Four Years Later, Shoal Creek Same -- Minority Club Members Hard To Find
BIRMINGHAM, Ala. - To save the 1990 PGA Championship, Shoal Creek country club had to prove it wasn't segregated. So it accepted its first black member and promised to consider more.
Four years later, Birmingham businessman Louis Willie is still the only African-American member, and Shoal Creek has no plans to host any more pro tournaments.
After Willie was admitted, black leaders called off protests, gushing that the sport's racial exclusion was ending. The Rev. Abraham Woods Jr. of the Southern Christian Leadership Conference hailed Willie's admission as the end of segregation in the sport. Now he says he's been double-crossed.
"It was just as I thought," Woods said. "They had a gun to their head. Once you remove the gun, they do nothing."
Shoal Creek won't confirm how many black members it has. "We do not discuss membership at all," said club president Carl Bailey. "That's the way our members want it."
He would only say that "some" blacks are employed at the club as "waiters, waitresses" and in "other work."
Shoal Creek hosted the PGA Championship in 1984 and 1990 and the U.S. Amateur in 1986. Bailey said the club is now in compliance with PGA and U.S. Golf Association guidelines requiring host sites to have open membership policies.
The 1990 uproar was set off when Shoal Creek founder Hall Thompson was quoted as saying the club would not be pressured into accepting black members. Thompson said he was misquoted, but
sponsors began pulling advertisements and black leaders threatened protests.
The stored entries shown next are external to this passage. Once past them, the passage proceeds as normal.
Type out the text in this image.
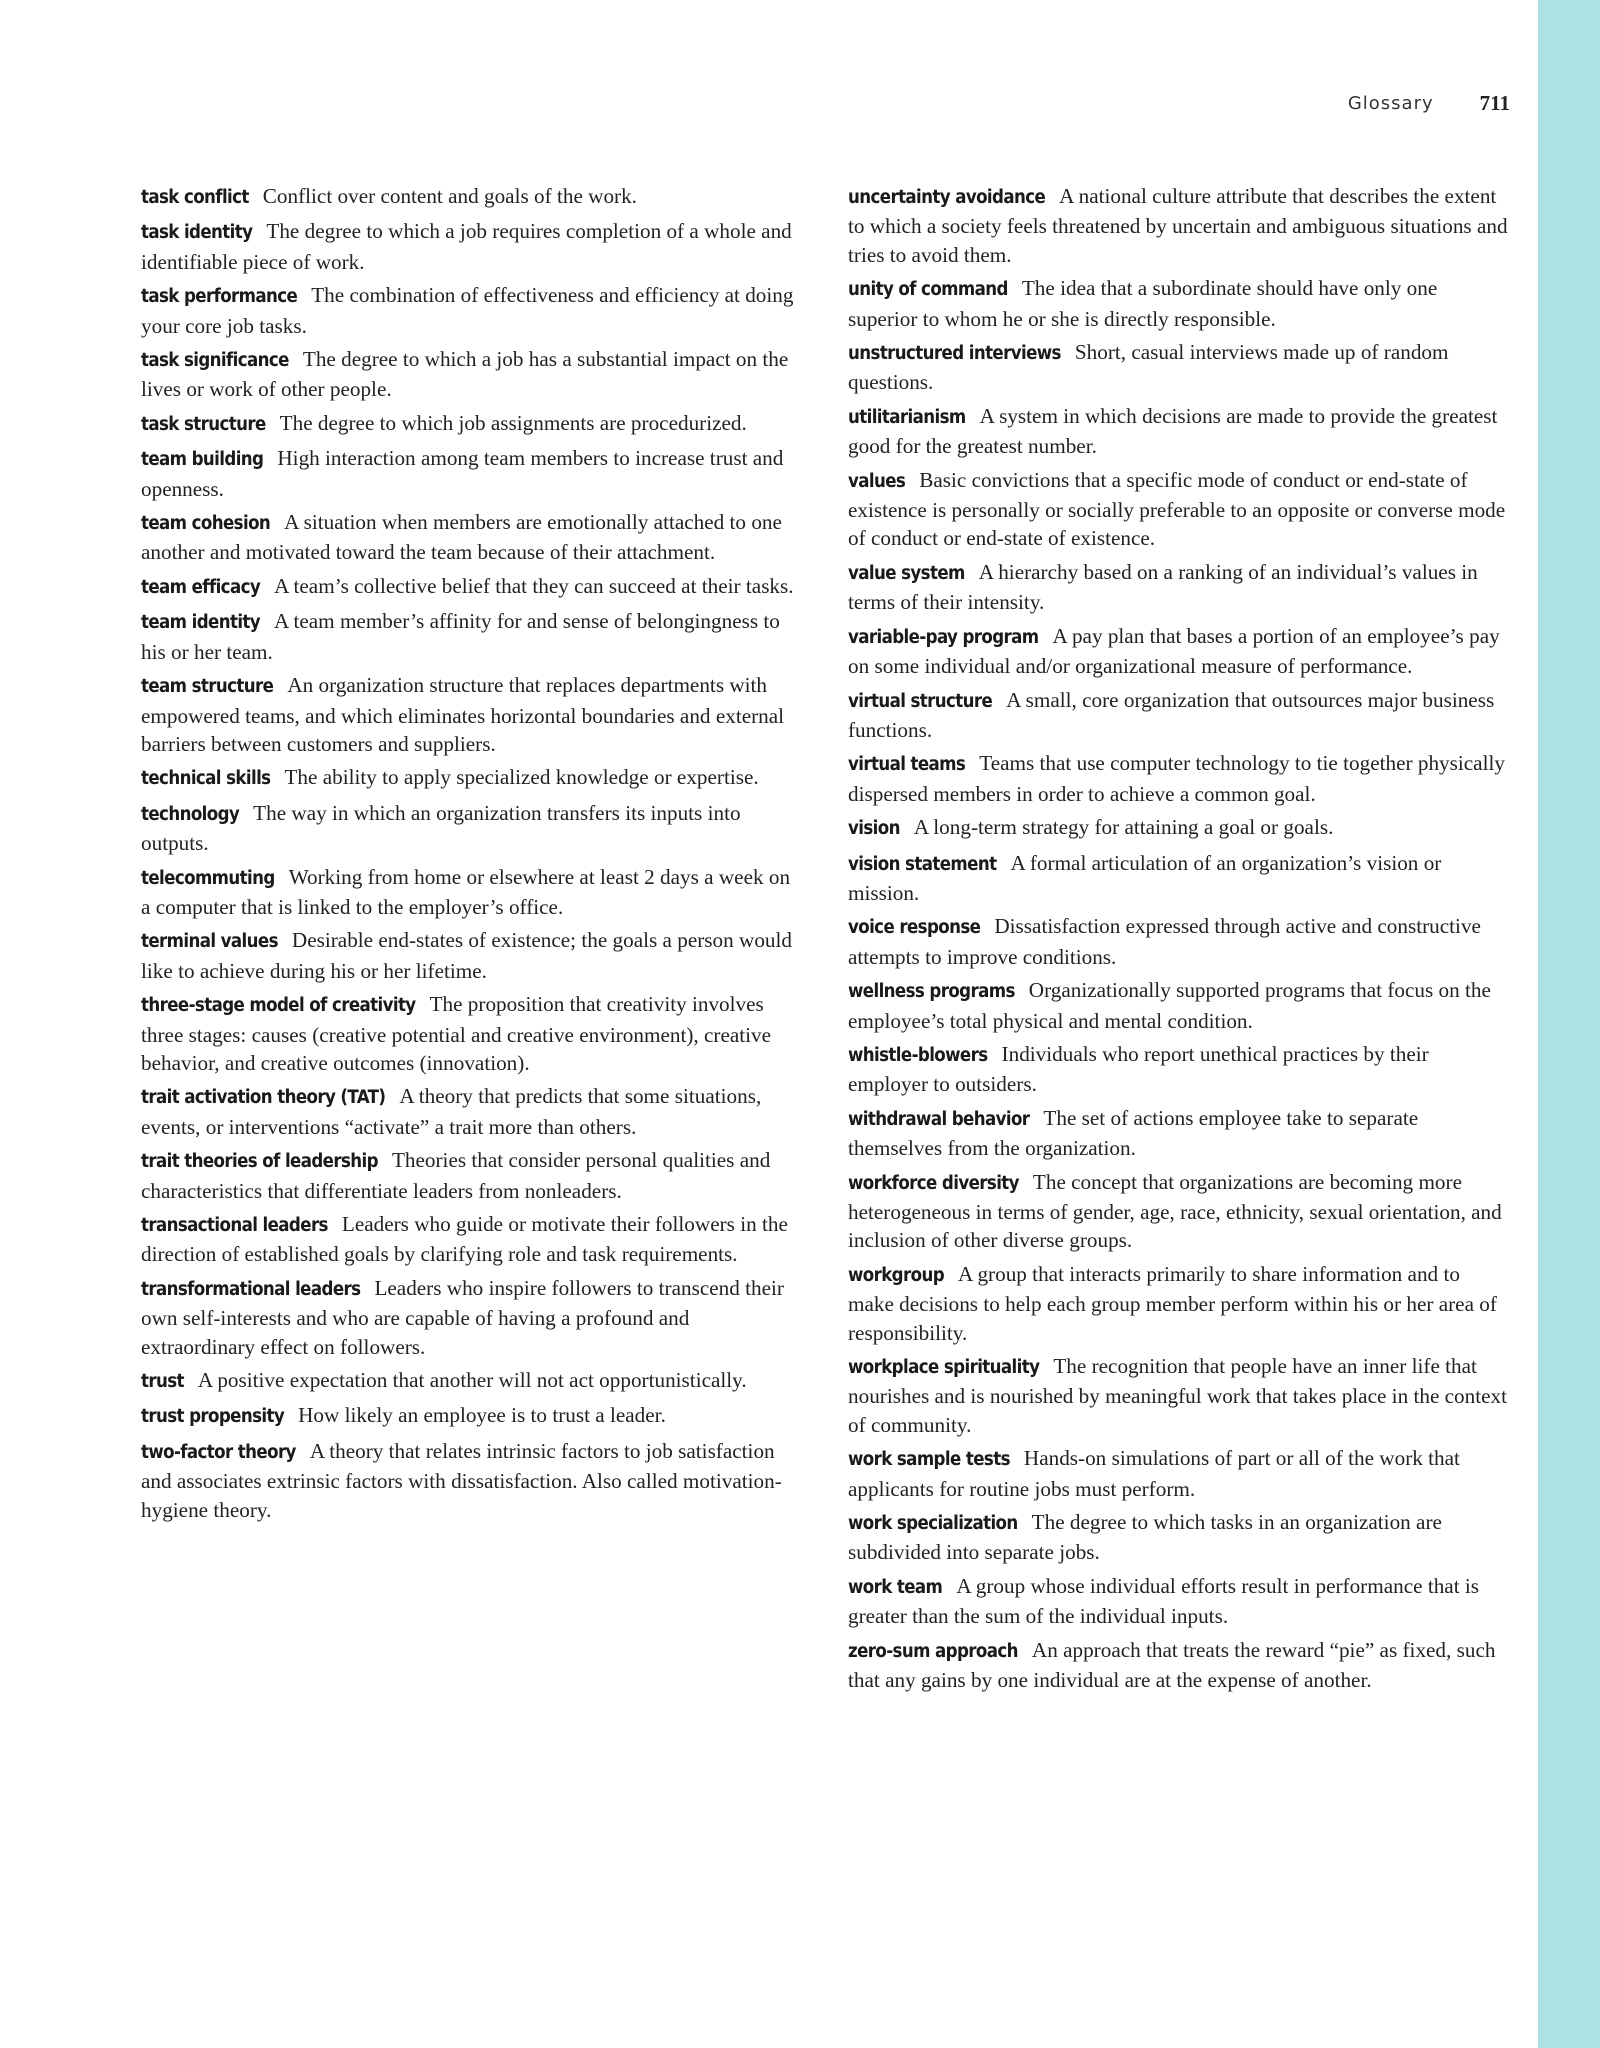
Glossary 711

task conflict Conflict over content and goals of the work.

task identity The degree to which a job requires completion of a whole and identifiable piece of work.

task performance The combination of effectiveness and efficiency at doing your core job tasks.

task significance The degree to which a job has a substantial impact on the lives or work of other people.

task structure The degree to which job assignments are procedurized.

team building High interaction among team members to increase trust and openness.

team cohesion A situation when members are emotionally attached to one another and motivated toward the team because of their attachment.

team efficacy A team’s collective belief that they can succeed at their tasks.

team identity A team member’s affinity for and sense of belongingness to his or her team.

team structure An organization structure that replaces departments with empowered teams, and which eliminates horizontal boundaries and external barriers between customers and suppliers.

technical skills The ability to apply specialized knowledge or expertise.

technology The way in which an organization transfers its inputs into outputs.

telecommuting Working from home or elsewhere at least 2 days a week on a computer that is linked to the employer’s office.

terminal values Desirable end-states of existence; the goals a person would like to achieve during his or her lifetime.

three-stage model of creativity The proposition that creativity involves three stages: causes (creative potential and creative environment), creative behavior, and creative outcomes (innovation).

trait activation theory (TAT) A theory that predicts that some situations, events, or interventions “activate” a trait more than others.

trait theories of leadership Theories that consider personal qualities and characteristics that differentiate leaders from nonleaders.

transactional leaders Leaders who guide or motivate their followers in the direction of established goals by clarifying role and task requirements.

transformational leaders Leaders who inspire followers to transcend their own self-interests and who are capable of having a profound and extraordinary effect on followers.

trust A positive expectation that another will not act opportunistically.

trust propensity How likely an employee is to trust a leader.

two-factor theory A theory that relates intrinsic factors to job satisfaction and associates extrinsic factors with dissatisfaction. Also called motivation-hygiene theory.

uncertainty avoidance A national culture attribute that describes the extent to which a society feels threatened by uncertain and ambiguous situations and tries to avoid them.

unity of command The idea that a subordinate should have only one superior to whom he or she is directly responsible.

unstructured interviews Short, casual interviews made up of random questions.

utilitarianism A system in which decisions are made to provide the greatest good for the greatest number.

values Basic convictions that a specific mode of conduct or end-state of existence is personally or socially preferable to an opposite or converse mode of conduct or end-state of existence.

value system A hierarchy based on a ranking of an individual’s values in terms of their intensity.

variable-pay program A pay plan that bases a portion of an employee’s pay on some individual and/or organizational measure of performance.

virtual structure A small, core organization that outsources major business functions.

virtual teams Teams that use computer technology to tie together physically dispersed members in order to achieve a common goal.

vision A long-term strategy for attaining a goal or goals.

vision statement A formal articulation of an organization’s vision or mission.

voice response Dissatisfaction expressed through active and constructive attempts to improve conditions.

wellness programs Organizationally supported programs that focus on the employee’s total physical and mental condition.

whistle-blowers Individuals who report unethical practices by their employer to outsiders.

withdrawal behavior The set of actions employee take to separate themselves from the organization.

workforce diversity The concept that organizations are becoming more heterogeneous in terms of gender, age, race, ethnicity, sexual orientation, and inclusion of other diverse groups.

workgroup A group that interacts primarily to share information and to make decisions to help each group member perform within his or her area of responsibility.

workplace spirituality The recognition that people have an inner life that nourishes and is nourished by meaningful work that takes place in the context of community.

work sample tests Hands-on simulations of part or all of the work that applicants for routine jobs must perform.

work specialization The degree to which tasks in an organization are subdivided into separate jobs.

work team A group whose individual efforts result in performance that is greater than the sum of the individual inputs.

zero-sum approach An approach that treats the reward “pie” as fixed, such that any gains by one individual are at the expense of another.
A scene was averted when the club admitted Willie and announced it was considering a second black member, who apparently never was admitted.
It seemed fitting that Birmingham would stage a civil rights clash, but it could have happened anywhere. Other all-white clubs had to mend their ways to keep their championships. Some chose to lose the tournaments instead.
Augusta National Golf Club, home of The Masters, added its first black member after threats that black groups would protest at the 1991 tournament. No one at the club would say how many black members it has now.
The passage of time at Shoal Creek and Augusta seems to have done nothing to a dubious trend: Many private clubs claim open membership policies, but minority members are as hard to find as a slice into the woods.
Woods said Willie's reputation for not getting mixed up in racial feuds was the main reason Shoal Creek chose him, as opposed to, say, Charles Barkley.
"I wonder how they would treat him," Woods said of the vocal NBA star from suburban Leeds. "It would have been a fine gesture to tender him an invitation."
Willie, president of an insurance firm, said he's never been mistreated at the club. "I take guests out there who are black; I play with white members," he said. "I've never had any inkling of evidence of resentment."